School toilets have also been historical places of dread for our LGBQTI+ students. Already at increased risk of bullying, mental health disorders and anxiety, and overrepresented in suicide numbers, unisex and gender-neutral bathrooms send a subtle daily message to these students that their existence matters to the school.
And while that’s mostly a secondary school consideration, there are some benefits in primary schools too, where we have a distinct imbalance of genders on school staffs. Unisex toilets mean that any on-duty teacher can supervise the surrounds of any toilet for undesirable behaviours.
Another clear benefit is that female students almost universally access more cubicles under such a model. This reduces wait time, and makes any emergencies easier and quicker to deal with, which are a common occurrence during primary school years.
Perhaps the one consideration we need to make is around modesty. While going gender-neutral presents many positive opportunities, we also need to ensure that our facilities are constructed with respect for the modesty of our kids, specifically our maturing girls, in mind.
Yes, the shift to unisex facilities in schools is a change, and all change requires management. It takes time and some getting used to. But the wonderful news is that kids are usually far better at adapting to change than we are as adults.
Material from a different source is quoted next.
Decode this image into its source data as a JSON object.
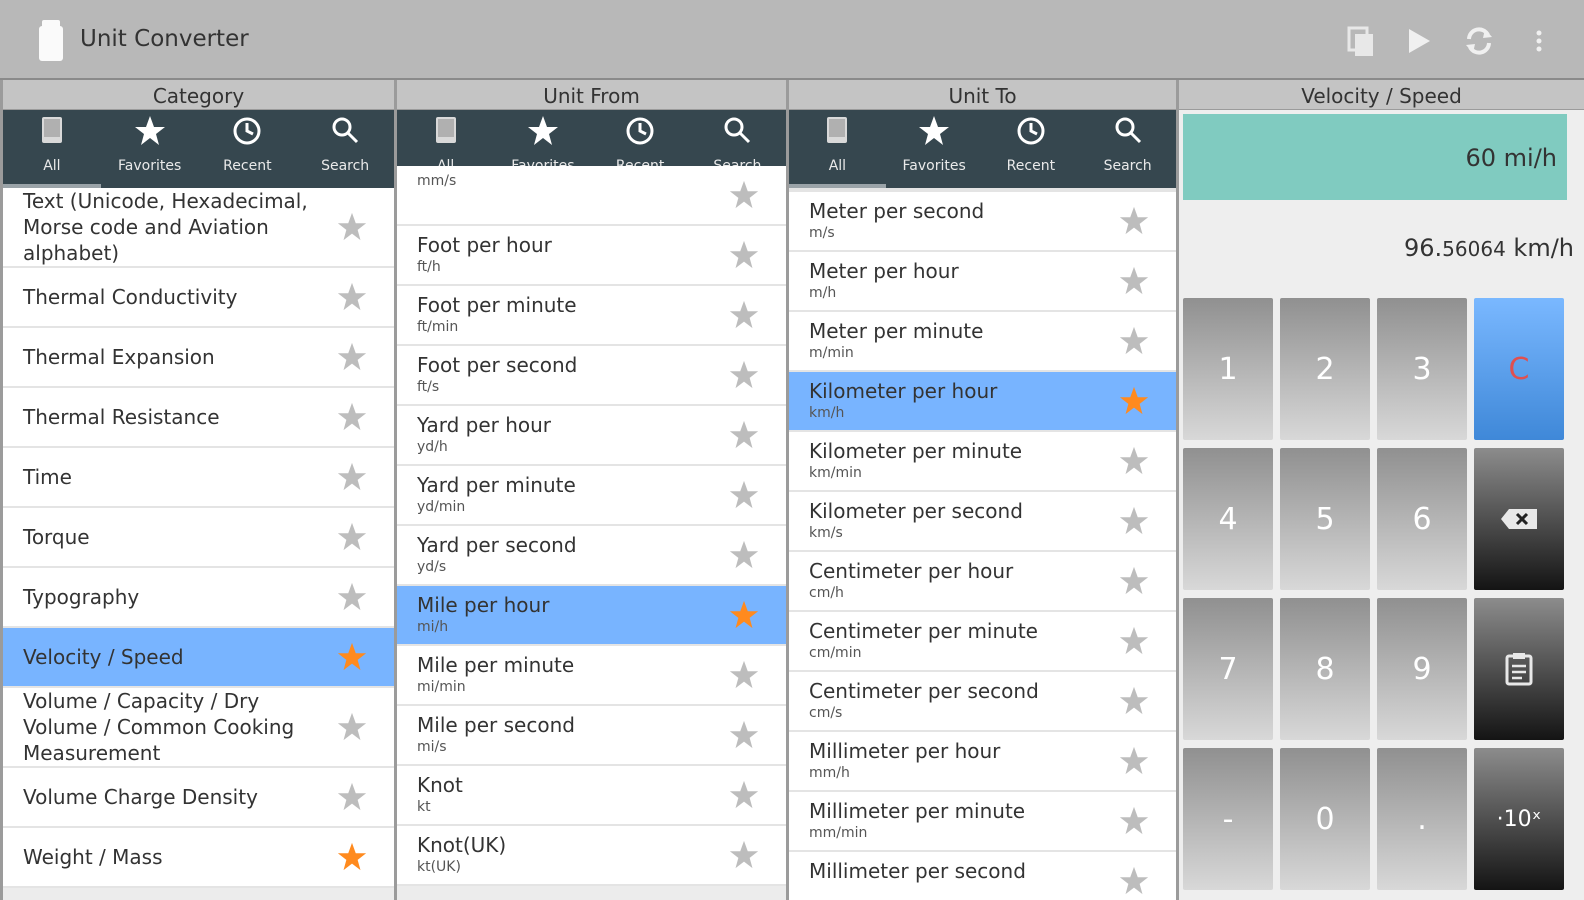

As is proven at Clifton Springs Primary School, where some of the adults took the tantrum baton from the kids when they discovered the dunnies had changed a bit.
Yes, some kids will be more uncomfortable than others when they experience the difference for the first time. But varying levels of discomfort are also generated in students when they initially eat broccoli, learn long division or essay writing, or have to start tidying their own bedrooms.
If they can survive those discomforts, then they’ll handle unisex toilets without too much of a problem. That is if the adults let them.
Adam Voigt is a former principal and founder and CEO of Real Schools.